Kurt rocks

TERRY JONES -- Edmonton Sun

, Last Updated: 8:10 AM ET

CALGARY -- Other than the fact it was pathetic, it was perfect.

In the same Saddledome where he skated to an eighth-place finish at the 1988 Olympics to first enter the Canadian consciousness, Kurt Browning entered the World Figure Skating Hall of Fame here yesterday.

The ceremonies were woeful. But the time and place for arguably the greatest singles skater in history were ideal.

The son of a mountain guide and outfitter from nearby Caroline, Browning remembered the day he drove his 1973 Buick LeSabre down here from Edmonton.

"I expected the Olympics to be something exotic and far away, not something I could drive my 70-foot Buick three hours to get to. That was disappointing to me. Until I got here. But once I got there I realized we were the exotic place for all the other people. I felt like a hero when I wore my red jacket and white cowboy hat and walked downtown and met people. It was just a huge Canadian rock star experience."

I don't know how much Browning felt like a hero or rock star with about 4,000 fans in the stands for the quickie, largely content-free, ceremonies at the end of the original dance here yesterday. But he appreciated both the time and the place.

"At Skate Canada here in 1987, I almost landed the quad. It was right there," he pointed to the almost exact spot where he stood after receiving the honour (along with Robin Cousins of Great Britain, Canadian builder Donald Gilchrist and Frank Zamboni, inventor of the ice flooding machine).

Browning told about Donald Jackson, Canada's first world men's champion, who was paraded into the Calgary '88 closing ceremonies riding a sleigh.

"He stopped the sleigh and came over and said 'Go to Budapest and land the quad!' "

GOING TO BUDAPEST

Browning went to Budapest and was the first to ever land a quad in competition. The next year he went to Paris and won the first of his four Worlds and also became the first to do a triple-triple-triple jump.
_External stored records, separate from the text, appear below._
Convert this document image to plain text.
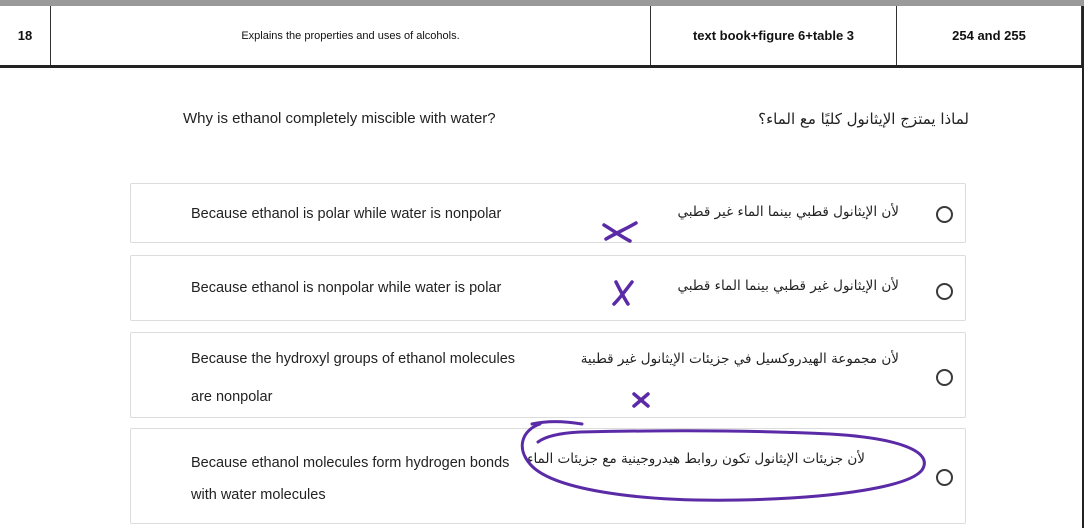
18	Explains the properties and uses of alcohols.	text book+figure 6+table 3	254 and 255
Why is ethanol completely miscible with water?	لماذا يمتزج الإيثانول كليًا مع الماء؟
Because ethanol is polar while water is nonpolar	لأن الإيثانول قطبي بينما الماء غير قطبي
Because ethanol is nonpolar while water is polar	لأن الإيثانول غير قطبي بينما الماء قطبي
Because the hydroxyl groups of ethanol molecules
are nonpolar
لأن مجموعة الهيدروكسيل في جزيئات الإيثانول غير قطبية
Because ethanol molecules form hydrogen bonds
with water molecules
لأن جزيئات الإيثانول تكون روابط هيدروجينية مع جزيئات الماء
Browning said he was delighted it could happen here because this was the Worlds and his dad and brother were here.

"My dad gave up a vacation in Florida for this. Trust me - for him that's amazing!"

The on-ice ceremonies were so bad Browning didn't even have a chance to speak to the audience. He said if he'd had that chance he knew what he'd have said.

"I would have quoted my dad telling me 'You're the luckiest kid in the world because you are doing for a living what you did as a kid. You make in a year what I made in my life. And if you let it go to your head, I'll kick you with my cowboy boots on.' "

It caught a lot of people off guard when Browning hugged Ottavio Cinquanta when the head of the ISU presented him with his Hall of Fame medal and plaque.

"I did that for you," he laughed of this columnist, remembering when Cinquanta wouldn't allow him to skate as part of the opening ceremonies of the 1996 Worlds in Edmonton because he was a pro. Singer Michael Burgess got even by turning his part of the show to a duet with Browning to keep him in the show. The editorial comment which followed was part of what became a public outcry against Cinquanta, who was booed by a sold-out crowd every time he took his seat. For the closing ceremonies, the ISU decided to bring Browning back to be an on-ice celebration..

STILL HAD HAIR

He still had hair back then.

"At the 1991 Worlds I had a terrible haircut. Today, I wanted it back."

Browning, who has managed to remain the star of the skate show circuit, said the thing which impresses him most about his career is that he still has one.

"I didn't ever expect to be 40 and still be doing it. Since I was a kid, I just loved it. Recently I was driving home and saw a pond and went out there and skated for two and a half hours. I still love it."

Ever since he became a show skater, Browning has heard the same words as he took his place under the spotlight.

"I've heard 'four-time world champion' in introductions so many times I stopped hearing it," he said. "Now it's real."

And now it's official. He's all Hall of Famer. It's been shocking that it took this long.

"I guess I thought it was the Olympic thing. I didn't get one of these things hung around my neck," he said of failing to win a medal in his three Olympic appearances.

He said it's still not easy for him to watch the Olympics.

"It does eat at you a bit. I don't deny it.

"I wish I'd done a triple toe instead of triple flip at Lillehammer in the short. And on tour sometimes I'll land a double Axel when I'm way off and tell myself 'Why didn't I do that at the Olympics.

"I'm glad they gave me a medal for this and not just the plaque."